About [all materials except where noted are © Marton 2013]

To my father, the artist-photographer Ervin Marton, and Nusch Éluard, Joseph Kessel, Jean-Pierre Melville – all French Resistance fighters – and to Maya Deren, with her own resistance – who imploded without making it back.

All materials presented on this BrainBleed blog by Pier Marton are Copyright Marton 2013


[More Details Below***]

This site is related both to the School of No Media (a particular consequence of the implosion that the brain bleed represents), and to Pier Marton, the author [I am one of those extremely rare few, still alive, who can still speak and use my limbs pretty much normally].

As per my first post, after my brain hemorrhage, I looked for websites to guide me along. Short of that rare meeting when I could compare notes with another survivor, there was no place on the web to consult. So… Brain Bleed!

To summarize, I went from “ICU-hell” (a body confronted to the poverty of language and the “wild rides” of delirium) to a present and constant knowledge of what I call the “arrogance of normalcy” – in other words as with many other disabilities,  I am not “normal,” yet most people are unaware of it. Normalcy is just another lure. The body knows… beyond words.

So while I am neither a doctor nor a health professional (PLEASE do consult them if you are looking for more than just support – this blog nor its participants are liable for any misinformation), I am starting this site because “someone needs to do this.” This site may re-appear in a different format at a later point.

As the creator of “Brain Bleed” I reserve the right to edit or block any contribution/contributor that I deem not to be furthering a supportive environment. Disagreement is allowed but, please no flaming, rants or insults. Yes there is uneven care out there but this is not the place to bad-mouth any medical staff.

With time I will add categories but this is a mind map I created to guide me along at this point.

Brain Bleed/Hemorrhage Mind Map ©Marton 2011

Please feel free to comment so I can tweak the mind-map to reflect the community of brain bleed survivors.
If you need to reach me directly my e-mail address is OMerdre  AT gmail.com
That address is an homage to Alfred Jarry, the writer of Ubu Roi and the founder of Pataphysics, if you wonder.

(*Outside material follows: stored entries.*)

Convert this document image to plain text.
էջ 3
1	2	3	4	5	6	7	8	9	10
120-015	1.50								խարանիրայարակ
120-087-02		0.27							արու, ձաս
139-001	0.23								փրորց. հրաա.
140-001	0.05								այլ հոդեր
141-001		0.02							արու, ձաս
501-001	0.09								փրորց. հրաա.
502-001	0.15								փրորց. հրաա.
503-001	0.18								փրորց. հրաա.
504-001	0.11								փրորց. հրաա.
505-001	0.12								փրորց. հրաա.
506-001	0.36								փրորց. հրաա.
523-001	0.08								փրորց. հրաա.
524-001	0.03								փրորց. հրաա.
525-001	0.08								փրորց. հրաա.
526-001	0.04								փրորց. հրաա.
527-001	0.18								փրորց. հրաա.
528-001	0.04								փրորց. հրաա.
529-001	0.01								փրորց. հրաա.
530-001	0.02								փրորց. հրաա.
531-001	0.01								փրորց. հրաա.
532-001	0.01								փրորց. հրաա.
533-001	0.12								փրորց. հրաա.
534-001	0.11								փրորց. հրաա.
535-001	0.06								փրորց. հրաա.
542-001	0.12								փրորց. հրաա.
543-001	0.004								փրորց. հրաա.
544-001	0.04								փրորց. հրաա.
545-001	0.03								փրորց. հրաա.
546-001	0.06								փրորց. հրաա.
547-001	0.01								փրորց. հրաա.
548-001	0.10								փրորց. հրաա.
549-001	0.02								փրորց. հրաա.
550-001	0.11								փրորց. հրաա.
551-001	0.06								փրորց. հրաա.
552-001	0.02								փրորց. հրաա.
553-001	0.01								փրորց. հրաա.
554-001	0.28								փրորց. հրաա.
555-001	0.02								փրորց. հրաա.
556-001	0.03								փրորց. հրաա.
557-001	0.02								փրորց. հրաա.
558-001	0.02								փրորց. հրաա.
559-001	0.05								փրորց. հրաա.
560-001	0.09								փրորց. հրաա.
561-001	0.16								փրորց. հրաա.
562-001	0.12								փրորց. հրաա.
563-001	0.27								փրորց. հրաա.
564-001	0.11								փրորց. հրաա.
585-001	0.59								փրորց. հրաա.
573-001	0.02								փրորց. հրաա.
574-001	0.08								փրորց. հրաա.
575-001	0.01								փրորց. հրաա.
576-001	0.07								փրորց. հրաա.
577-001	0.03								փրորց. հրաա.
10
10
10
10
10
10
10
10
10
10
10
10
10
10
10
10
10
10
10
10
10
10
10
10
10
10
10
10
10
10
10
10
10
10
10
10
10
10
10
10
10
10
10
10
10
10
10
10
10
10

The AVM Survivors Network has some good guidelines that I would think would be just right here too:

Let’s Keep it Nice & Clean
1. No Spam
2. No Personal attacks
3. No Offensive content (profanity, sexual references, illegal activity subject matter, pornographic material or photos)
4. No Profanity, sexual references and illegal activity subject matter are not allowed in the Chat Room.
5. Specific doctor or hospital names mentioned in a negative context, for legal reasons.    
Specific doctor or hospital names in a positive context are welcome.
Thanks for your cooperation.

***
In May 2008 – on a particular night when I thought that my mother was dying (my blood pressure went way up) – I had a brain hemorrhage (cf. symptom below*) which was followed by three weeks in an I.C.U. (Intensive Care Unit).
I spent the first part of that summer at the hospital and in rehab – surrounded by a great many people who could only make sounds at that point of their life –  and the later part at home, lying flat on my back.
The first time I looked at myself, I was shocked: the skin of my stomach was hanging, the bones on my jaw and my knees stuck out, I had been drained by the experience.
Upon re-entering my office, after this extended absence, nothing seemed anymore “like before” — I realized that, had I not survived, there would have been three categories of things I would have left behind:

  1. 1. The things of no value, except on a personal level  (the tchotchkes, small objects, books, papers, photos… ). Basically what would have become trash.
  2. 2. The things of value to his loved ones, the mementos… (and future trash).
  3. 3. The things that had monetary value.

Two categories were to be saved: what had financial value, and what had sentimental value. My office had been filled with “stuff“!
Did the significance of this insight extend beyond the objects in my office?
Although I had already emphasized in my teaching a tabula rasa approach to media, I needed to go deeper and reassess what I had taught for more than thirty years.

This is how the School of No Media was envisioned: a place where one could consider oblivion and venture into the truly unknown, what lies beyond the concepts and words – and media – we are so quick to resort to.

LAST BUT NOT LEAST: IF your family has a history of brain bleed(s) please GET EXAMINED (MRI…). It is often passed on through the genes.
My father died of a brain hemorrhage at the same age I had mine.

*My brain bleed symptom: with no history of migraine headaches, I had a, never-felt-before, huge headache.